Kolja Sam Pluemer

Writing Is Hard

My experience in starting this blog, what the struggles were and how I successfully started.

14.08.2021

For literal years, I intended to start this blog.

Intended.

I was neither lacking ideas nor a base of actual content, and being intent on something must prove the existence of some form of motivation as well.

Yet, I was and still am encountering resistance at quite unprecedented levels. A lot of my time is spent by doing stuff that consists of sitting down, staring at an illuminated rectangle, fluctuating between creative endeavoring and dull rote work. Naturally I assumed that my thereby acquired skill of actually doing would translate decently well to writing.

It did not.

After all this time, I finally got myself to at least write words by allocating a time slot in my day where if I would do anything I would write. Words being the appropriate unit of measurement here: I averaged about five of those a day within the first week.

Writing is hard.

Why?

Short answer: I am not sure.

Slightly longer answer: My working theory is that writing is very close to the ego, you cannot hide. Put out software side projects of questionable quality and there is always “I was testing out a new tech stack” and “It is made for a specific user type”. Writing…not so much. It feels way more like thinking, and what if you are less of a thinker than you would like?

Solutions

If I had a solution to the aforementioned challenges, this blog post would probably be titled differently. However, one solution that did help was the misuse of the concept of “An Audience Of One”. Originally “One” with a capital “O” and stemming from a sports concept, the expression meant something like playing in the felt glory of a greater being.

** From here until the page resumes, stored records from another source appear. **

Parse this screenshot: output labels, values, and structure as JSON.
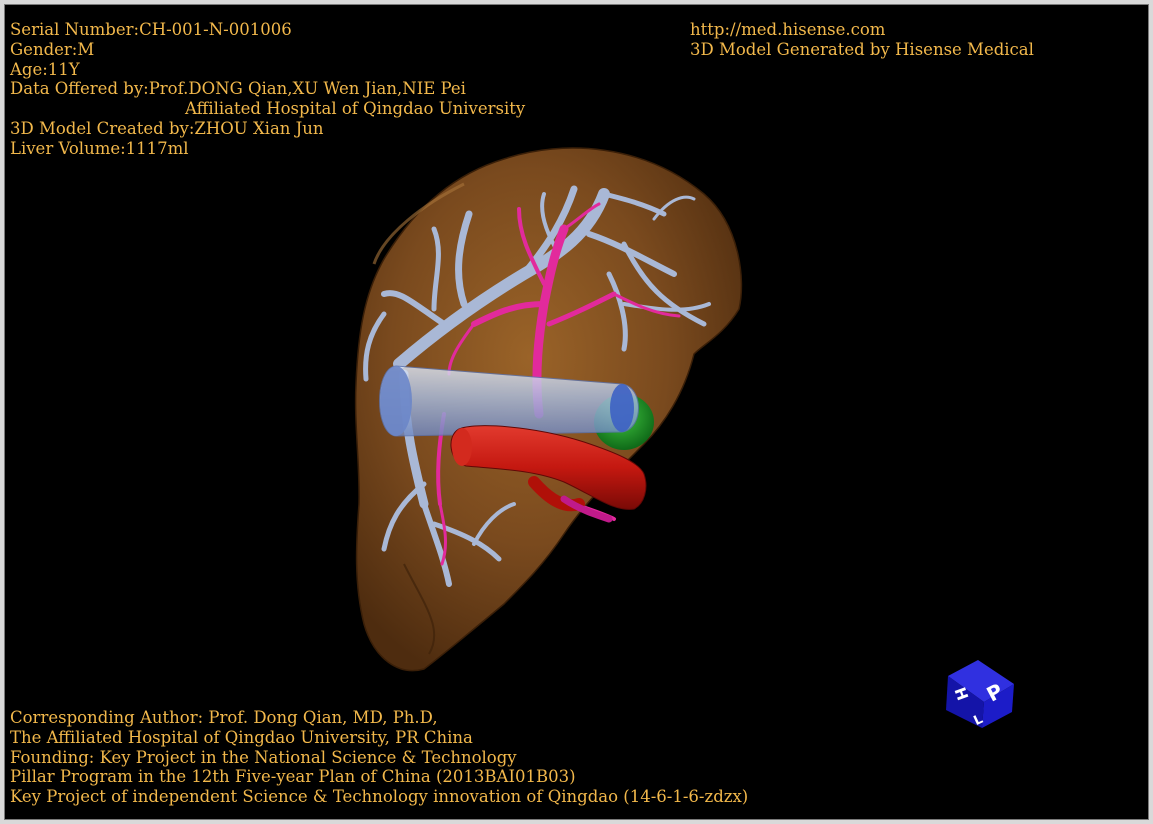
{
  "colors": {
    "background": "#000000",
    "text": "#f2b84b",
    "liver": "#7a4a1e",
    "portal_vein": "#a8b8d8",
    "hepatic_artery": "#e02a9a",
    "vena_cava": "#c81414",
    "gallbladder": "#1f9a2a",
    "orientation_cube": "#1a1ab8"
  },
  "icons": [
    "liver-3d-model",
    "orientation-cube-icon"
  ],
  "header_left": {
    "serial": "Serial Number:CH-001-N-001006",
    "gender": "Gender:M",
    "age": "Age:11Y",
    "data_offered": "Data Offered by:Prof.DONG Qian,XU Wen Jian,NIE Pei",
    "hospital": "Affiliated Hospital of Qingdao University",
    "created_by": "3D Model Created by:ZHOU Xian Jun",
    "volume": "Liver Volume:1117ml"
  },
  "header_right": {
    "url": "http://med.hisense.com",
    "generated_by": "3D Model Generated by Hisense Medical"
  },
  "footer": {
    "line1": "Corresponding Author: Prof. Dong Qian, MD, Ph.D,",
    "line2": "The Affiliated Hospital of Qingdao University, PR China",
    "line3": "Founding: Key Project in the National Science & Technology",
    "line4": "Pillar Program in the 12th Five-year Plan of China (2013BAI01B03)",
    "line5": "Key Project of independent Science & Technology innovation of Qingdao (14-6-1-6-zdzx)"
  },
  "orientation_cube": {
    "front_label": "P",
    "left_label": "H",
    "bottom_label": "L"
  }
}
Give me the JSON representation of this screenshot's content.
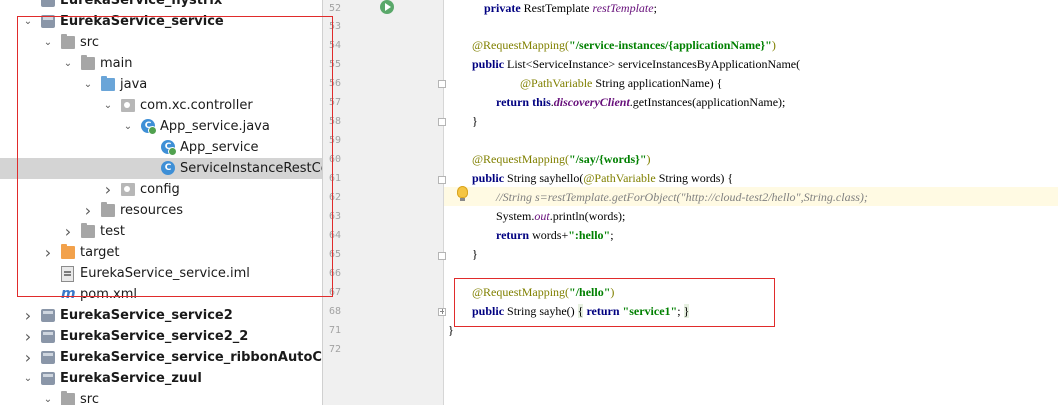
{
  "project_tree": {
    "items": [
      {
        "label": "EurekaService_hystrix",
        "bold": true,
        "arrow": "",
        "icon": "module-icon",
        "level": 0
      },
      {
        "label": "EurekaService_service",
        "bold": true,
        "arrow": "expanded",
        "icon": "module-icon",
        "level": 0
      },
      {
        "label": "src",
        "arrow": "expanded",
        "icon": "folder-icon",
        "level": 1
      },
      {
        "label": "main",
        "arrow": "expanded",
        "icon": "folder-icon",
        "level": 2
      },
      {
        "label": "java",
        "arrow": "expanded",
        "icon": "source-folder-icon",
        "level": 3
      },
      {
        "label": "com.xc.controller",
        "arrow": "expanded",
        "icon": "package-icon",
        "level": 4
      },
      {
        "label": "App_service.java",
        "arrow": "expanded",
        "icon": "java-file-icon",
        "level": 5
      },
      {
        "label": "App_service",
        "arrow": "",
        "icon": "runnable-class-icon",
        "level": 6
      },
      {
        "label": "ServiceInstanceRestCon",
        "arrow": "",
        "icon": "class-icon",
        "level": 6,
        "selected": true
      },
      {
        "label": "config",
        "arrow": "collapsed",
        "icon": "package-icon",
        "level": 4
      },
      {
        "label": "resources",
        "arrow": "collapsed",
        "icon": "folder-icon",
        "level": 3
      },
      {
        "label": "test",
        "arrow": "collapsed",
        "icon": "folder-icon",
        "level": 2
      },
      {
        "label": "target",
        "arrow": "collapsed",
        "icon": "excluded-folder-icon",
        "level": 1
      },
      {
        "label": "EurekaService_service.iml",
        "arrow": "",
        "icon": "iml-file-icon",
        "level": 1
      },
      {
        "label": "pom.xml",
        "arrow": "",
        "icon": "maven-icon",
        "level": 1
      },
      {
        "label": "EurekaService_service2",
        "bold": true,
        "arrow": "collapsed",
        "icon": "module-icon",
        "level": 0
      },
      {
        "label": "EurekaService_service2_2",
        "bold": true,
        "arrow": "collapsed",
        "icon": "module-icon",
        "level": 0
      },
      {
        "label": "EurekaService_service_ribbonAutoConfig",
        "bold": true,
        "arrow": "collapsed",
        "icon": "module-icon",
        "level": 0
      },
      {
        "label": "EurekaService_zuul",
        "bold": true,
        "arrow": "expanded",
        "icon": "module-icon",
        "level": 0
      },
      {
        "label": "src",
        "arrow": "expanded",
        "icon": "folder-icon",
        "level": 1
      }
    ]
  },
  "editor": {
    "line_numbers": [
      "52",
      "53",
      "54",
      "55",
      "56",
      "57",
      "58",
      "59",
      "60",
      "61",
      "62",
      "63",
      "64",
      "65",
      "66",
      "67",
      "68",
      "71",
      "72"
    ],
    "lines": {
      "l52": {
        "kw": "private",
        "rest": " RestTemplate ",
        "field": "restTemplate",
        "end": ";"
      },
      "l54": {
        "ann": "@RequestMapping(",
        "str": "\"/service-instances/{applicationName}\"",
        "end": ")"
      },
      "l55": {
        "kw": "public",
        "rest": " List<ServiceInstance> serviceInstancesByApplicationName("
      },
      "l56": {
        "ann": "@PathVariable",
        "rest": " String applicationName) {"
      },
      "l57": {
        "kw": "return",
        "kw2": " this",
        "dot": ".",
        "field": "discoveryClient",
        "rest": ".getInstances(applicationName);"
      },
      "l58": {
        "rest": "}"
      },
      "l60": {
        "ann": "@RequestMapping(",
        "str": "\"/say/{words}\"",
        "end": ")"
      },
      "l61": {
        "kw": "public",
        "rest": " String sayhello(",
        "ann": "@PathVariable",
        "rest2": " String words) {"
      },
      "l62": {
        "comment": "//String s=restTemplate.getForObject(\"http://cloud-test2/hello\",String.class);"
      },
      "l63": {
        "rest": "System.",
        "field": "out",
        "rest2": ".println(words);"
      },
      "l64": {
        "kw": "return",
        "rest": " words+",
        "str": "\":hello\"",
        "end": ";"
      },
      "l65": {
        "rest": "}"
      },
      "l67": {
        "ann": "@RequestMapping(",
        "str": "\"/hello\"",
        "end": ")"
      },
      "l68": {
        "kw": "public",
        "rest": " String sayhe() ",
        "brace": "{",
        "kw2": " return",
        "str": " \"service1\"",
        "end": "; ",
        "brace2": "}"
      },
      "l71": {
        "rest": "}"
      }
    }
  }
}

The bastardization of the concept in lowercase that apparently trickled into the self help world is much more mundane. Here the idea is to write for an audience of the size of one, the lone attendant being yourself. And honestly, I love that. It removes the perceived aura of high art from writing and leaves something very similar to writing technical documentation. But it is not documentation. It does not have to be complete, categorized and held up to a high standard (nor dry), it just has to be useful to yourself. Very pragmatically, it also provides some easy question to overcome a blank page. “What value do I want to get out of it?” “How will I use the article?”.

Well, there is nothing left to do but to try this piece of pretentious philosophy in the field. The measurement of success is this: Will there be a part two of this post?